The quality of evidence in this NMA was moderate to low. The latter is more evident in the short evaluation time and small sample size. Therefore, primary studies should be multicentre with great samples and longer follow-ups. In addition, studies to evaluate the longevity of restorations should follow guidelines to standardize outcome reports to improve future comparisons.

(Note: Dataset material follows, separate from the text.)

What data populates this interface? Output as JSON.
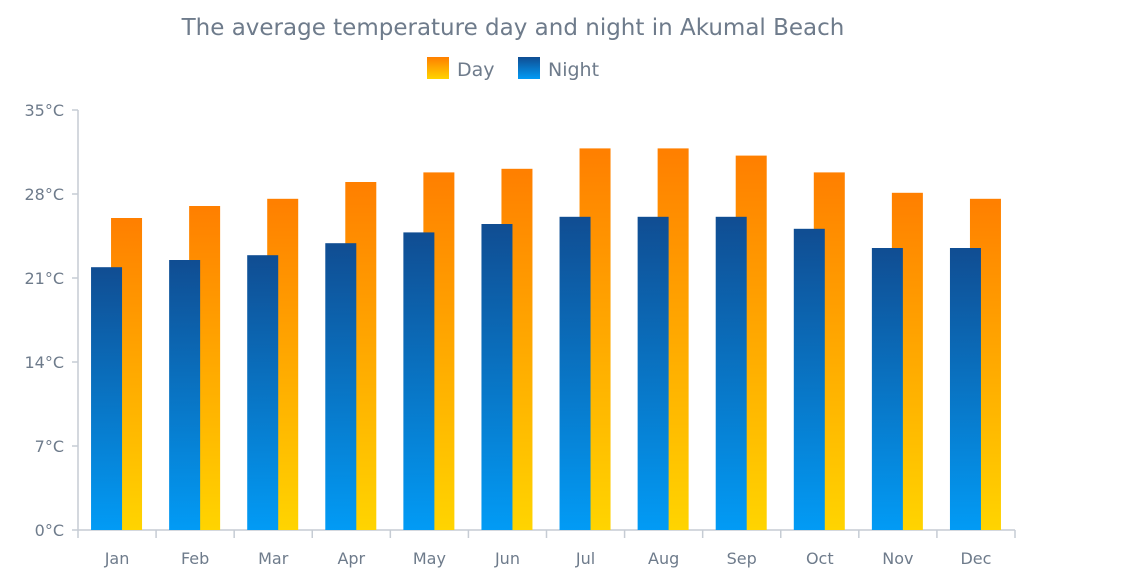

Although there has been a large investment in the marketing of new products to control the DEM-REM process, preventing DEM and/or promoting REM, the restorative treatment alone does not control caries disease. It is necessary to identify the unbalanced risk factor exhibited by the patient and carry out an individualized control. However, the restorative material can be one more resource to be used in patients who are at high risk of dental caries.

Conclusion

The authors concluded that there is a difference between the bioactive restorative materials to be indicated for SC control, with the GIC being the most effective in permanent teeth and the RMGIC showing the best performance, in this regard, for the restoration of deciduous teeth. The other evaluated bioactive restorative materials did not show superiority when compared to conventional materials (amalgam and resin composite), especially in the permanent dentition.